Uważam, że nie da się udzielić uniwersalnej odpowiedzi. Może być bowiem tak,
że ktoś kocha siebie tak bardzo, że dla innych uczucia już nie starcza.
--
pozdrawiam
Cień
--
Wysłano z serwisu Usenet w portalu Gazeta.pl -> http://www.gazeta.pl/usenet/
› Pokaż wiadomość z nagłówkami
1. Data: 2004-09-14 21:17:44
Temat: Re: kochac siebie?Zwroc sie do Pana Boga, On jest miloscia, chce nia obdarowac kazdego.
Czlowiek ktory pojedna sie z Panem Bogiem zaczyna kochac innych, bezinteresownie,
prawdziwie.
Zapraszam do odwiedzenia strony www.chsostrowiec.webpark.pl
Powodzenia,
Jacek
› Pokaż wiadomość z nagłówkami
1. Data: 2004-09-15 11:08:13
Temat: Re: kochac siebie?JacekS, <ci8g4t$66m$1@news.onet.pl> wrote:
|Zwroc sie do Pana Boga, On jest miloscia, chce nia obdarowac
To rada dla ludzi nieporadnych emocjonalnie i intelektualnie.
|kazdego.
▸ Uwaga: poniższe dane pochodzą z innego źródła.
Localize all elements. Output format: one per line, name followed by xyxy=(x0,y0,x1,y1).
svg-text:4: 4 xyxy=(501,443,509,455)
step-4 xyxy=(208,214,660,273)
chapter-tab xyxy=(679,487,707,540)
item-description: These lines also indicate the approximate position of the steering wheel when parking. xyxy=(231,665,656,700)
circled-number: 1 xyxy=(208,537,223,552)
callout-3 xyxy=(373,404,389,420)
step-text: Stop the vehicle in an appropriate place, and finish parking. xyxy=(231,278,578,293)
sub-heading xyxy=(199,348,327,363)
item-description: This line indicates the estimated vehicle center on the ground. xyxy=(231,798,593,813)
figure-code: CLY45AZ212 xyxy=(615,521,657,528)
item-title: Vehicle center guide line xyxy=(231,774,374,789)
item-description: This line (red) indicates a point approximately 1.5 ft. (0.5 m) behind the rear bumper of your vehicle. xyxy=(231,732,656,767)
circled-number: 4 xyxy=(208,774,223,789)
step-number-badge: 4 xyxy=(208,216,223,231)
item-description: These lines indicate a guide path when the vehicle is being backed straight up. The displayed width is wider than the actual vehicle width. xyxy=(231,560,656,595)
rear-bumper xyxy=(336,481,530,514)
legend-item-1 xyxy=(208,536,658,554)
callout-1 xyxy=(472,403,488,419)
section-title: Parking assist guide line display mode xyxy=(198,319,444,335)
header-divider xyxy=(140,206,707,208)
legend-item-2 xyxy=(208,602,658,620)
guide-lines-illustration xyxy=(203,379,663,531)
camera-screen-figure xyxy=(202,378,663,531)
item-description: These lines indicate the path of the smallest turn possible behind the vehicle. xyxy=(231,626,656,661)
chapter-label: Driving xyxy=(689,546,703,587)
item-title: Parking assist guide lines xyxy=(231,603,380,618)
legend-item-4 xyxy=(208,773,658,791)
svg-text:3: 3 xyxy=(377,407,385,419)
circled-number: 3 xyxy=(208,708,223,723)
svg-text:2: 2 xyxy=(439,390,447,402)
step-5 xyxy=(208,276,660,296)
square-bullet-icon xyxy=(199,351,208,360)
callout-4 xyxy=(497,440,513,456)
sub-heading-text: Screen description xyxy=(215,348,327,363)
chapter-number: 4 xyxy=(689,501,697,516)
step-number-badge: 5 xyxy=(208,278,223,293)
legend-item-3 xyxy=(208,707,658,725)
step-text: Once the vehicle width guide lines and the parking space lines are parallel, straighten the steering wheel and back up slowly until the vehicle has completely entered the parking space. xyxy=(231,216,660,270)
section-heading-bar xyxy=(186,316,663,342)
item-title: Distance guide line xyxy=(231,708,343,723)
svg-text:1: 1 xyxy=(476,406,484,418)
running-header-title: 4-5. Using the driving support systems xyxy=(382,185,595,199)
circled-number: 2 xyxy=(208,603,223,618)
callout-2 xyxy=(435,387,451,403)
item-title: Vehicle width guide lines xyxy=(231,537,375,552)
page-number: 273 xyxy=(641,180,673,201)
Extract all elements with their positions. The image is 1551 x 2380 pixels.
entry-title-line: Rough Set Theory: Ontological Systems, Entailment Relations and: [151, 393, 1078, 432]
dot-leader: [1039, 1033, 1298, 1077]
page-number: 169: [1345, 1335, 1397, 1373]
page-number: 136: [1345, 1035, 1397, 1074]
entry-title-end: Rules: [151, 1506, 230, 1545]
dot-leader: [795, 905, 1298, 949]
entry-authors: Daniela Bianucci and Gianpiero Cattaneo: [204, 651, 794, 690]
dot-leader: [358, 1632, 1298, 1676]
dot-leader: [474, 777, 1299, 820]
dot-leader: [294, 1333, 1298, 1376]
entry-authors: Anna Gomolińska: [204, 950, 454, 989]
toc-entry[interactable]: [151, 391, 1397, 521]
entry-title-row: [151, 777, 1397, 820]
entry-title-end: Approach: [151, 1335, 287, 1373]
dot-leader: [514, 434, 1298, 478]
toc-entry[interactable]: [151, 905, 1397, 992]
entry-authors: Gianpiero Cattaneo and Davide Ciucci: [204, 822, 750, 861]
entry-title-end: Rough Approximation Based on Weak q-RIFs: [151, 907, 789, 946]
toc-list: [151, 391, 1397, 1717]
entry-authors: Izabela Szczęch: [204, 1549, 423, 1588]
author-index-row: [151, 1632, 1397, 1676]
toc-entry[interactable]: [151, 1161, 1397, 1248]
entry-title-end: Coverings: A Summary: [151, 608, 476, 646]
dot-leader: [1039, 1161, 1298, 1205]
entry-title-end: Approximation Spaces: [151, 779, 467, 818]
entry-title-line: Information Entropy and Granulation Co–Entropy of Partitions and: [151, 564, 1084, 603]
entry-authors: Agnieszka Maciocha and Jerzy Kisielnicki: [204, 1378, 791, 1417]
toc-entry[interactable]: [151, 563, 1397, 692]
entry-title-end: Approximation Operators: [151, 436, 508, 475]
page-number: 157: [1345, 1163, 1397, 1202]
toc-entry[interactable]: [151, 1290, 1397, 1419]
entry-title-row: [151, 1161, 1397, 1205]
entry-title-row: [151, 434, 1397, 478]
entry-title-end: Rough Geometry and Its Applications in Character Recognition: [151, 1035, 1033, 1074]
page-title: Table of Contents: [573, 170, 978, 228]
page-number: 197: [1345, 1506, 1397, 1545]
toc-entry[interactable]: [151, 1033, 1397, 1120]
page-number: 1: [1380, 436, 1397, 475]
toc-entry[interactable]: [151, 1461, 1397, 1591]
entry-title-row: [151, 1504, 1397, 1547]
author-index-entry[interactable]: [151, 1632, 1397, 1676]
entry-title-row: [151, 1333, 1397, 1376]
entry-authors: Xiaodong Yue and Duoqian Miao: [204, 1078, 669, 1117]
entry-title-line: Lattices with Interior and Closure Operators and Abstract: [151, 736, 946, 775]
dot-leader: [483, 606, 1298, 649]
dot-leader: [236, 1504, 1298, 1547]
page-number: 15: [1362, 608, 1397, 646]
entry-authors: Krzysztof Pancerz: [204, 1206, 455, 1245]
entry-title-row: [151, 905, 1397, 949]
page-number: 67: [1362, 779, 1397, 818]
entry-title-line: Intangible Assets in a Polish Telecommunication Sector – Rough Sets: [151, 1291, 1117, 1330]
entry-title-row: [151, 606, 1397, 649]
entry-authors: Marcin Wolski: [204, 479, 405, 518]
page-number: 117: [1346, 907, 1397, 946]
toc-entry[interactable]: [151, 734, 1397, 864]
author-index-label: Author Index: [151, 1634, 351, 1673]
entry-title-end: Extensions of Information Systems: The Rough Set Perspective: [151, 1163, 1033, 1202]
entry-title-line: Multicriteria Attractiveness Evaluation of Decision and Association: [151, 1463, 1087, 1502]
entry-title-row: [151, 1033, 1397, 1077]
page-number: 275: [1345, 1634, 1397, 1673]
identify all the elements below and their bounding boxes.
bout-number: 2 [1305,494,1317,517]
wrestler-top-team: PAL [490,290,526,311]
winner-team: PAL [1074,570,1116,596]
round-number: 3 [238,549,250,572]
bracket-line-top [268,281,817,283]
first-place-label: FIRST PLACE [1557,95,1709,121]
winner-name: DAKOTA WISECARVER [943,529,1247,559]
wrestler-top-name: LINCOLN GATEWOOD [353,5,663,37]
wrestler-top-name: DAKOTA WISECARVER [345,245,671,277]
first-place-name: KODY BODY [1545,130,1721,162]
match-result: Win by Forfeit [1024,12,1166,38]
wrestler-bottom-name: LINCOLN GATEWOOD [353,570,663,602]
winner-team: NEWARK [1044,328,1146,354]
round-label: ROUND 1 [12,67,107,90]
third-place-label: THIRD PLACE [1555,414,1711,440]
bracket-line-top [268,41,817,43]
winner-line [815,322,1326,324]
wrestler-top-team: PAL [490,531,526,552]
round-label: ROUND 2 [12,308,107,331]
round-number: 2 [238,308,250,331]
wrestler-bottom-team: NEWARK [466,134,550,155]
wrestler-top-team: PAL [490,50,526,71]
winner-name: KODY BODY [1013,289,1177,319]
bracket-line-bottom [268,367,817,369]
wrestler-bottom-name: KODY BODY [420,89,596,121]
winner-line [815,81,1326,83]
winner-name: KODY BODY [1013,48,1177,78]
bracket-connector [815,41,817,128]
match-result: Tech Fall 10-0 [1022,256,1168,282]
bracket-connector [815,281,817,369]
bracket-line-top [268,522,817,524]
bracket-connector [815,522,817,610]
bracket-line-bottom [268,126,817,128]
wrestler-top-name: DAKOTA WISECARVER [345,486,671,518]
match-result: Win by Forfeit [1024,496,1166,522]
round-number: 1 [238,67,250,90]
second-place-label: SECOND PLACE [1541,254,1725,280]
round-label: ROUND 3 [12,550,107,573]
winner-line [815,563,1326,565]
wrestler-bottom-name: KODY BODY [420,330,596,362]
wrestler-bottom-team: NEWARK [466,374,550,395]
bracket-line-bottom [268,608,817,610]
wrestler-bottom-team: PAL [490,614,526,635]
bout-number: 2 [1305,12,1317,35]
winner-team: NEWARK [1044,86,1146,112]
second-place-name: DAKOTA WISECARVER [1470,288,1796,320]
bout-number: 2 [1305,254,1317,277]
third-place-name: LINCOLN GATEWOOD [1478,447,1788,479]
Czlowiek ktory pojedna sie z Panem Bogiem zaczyna kochac
|innych, bezinteresownie, prawdziwie.
Biblia w skrócie: Ja jestem szefem. Robcie to, co wam kaze. Badzcie
dobrzy, dopóki nie każe wam zabijać. A potem zachowujcie się tak, jak
gdyby nigdy nic.
--
Wszyscy myślą o sobie, tylko ja myślę o mnie.
› Pokaż wiadomość z nagłówkami
1. Data: 2004-09-15 11:38:10
Temat: Re: kochac siebie? Użytkownik "ValteR"
> To rada dla ludzi nieporadnych emocjonalnie i intelektualnie.
Czy z tego nalezy wnioskowac, ze masz sie za bardzo poradnego emocjonalnie
i intelektualnie i nigdy nie potrzebujesz niczyjej pomocy?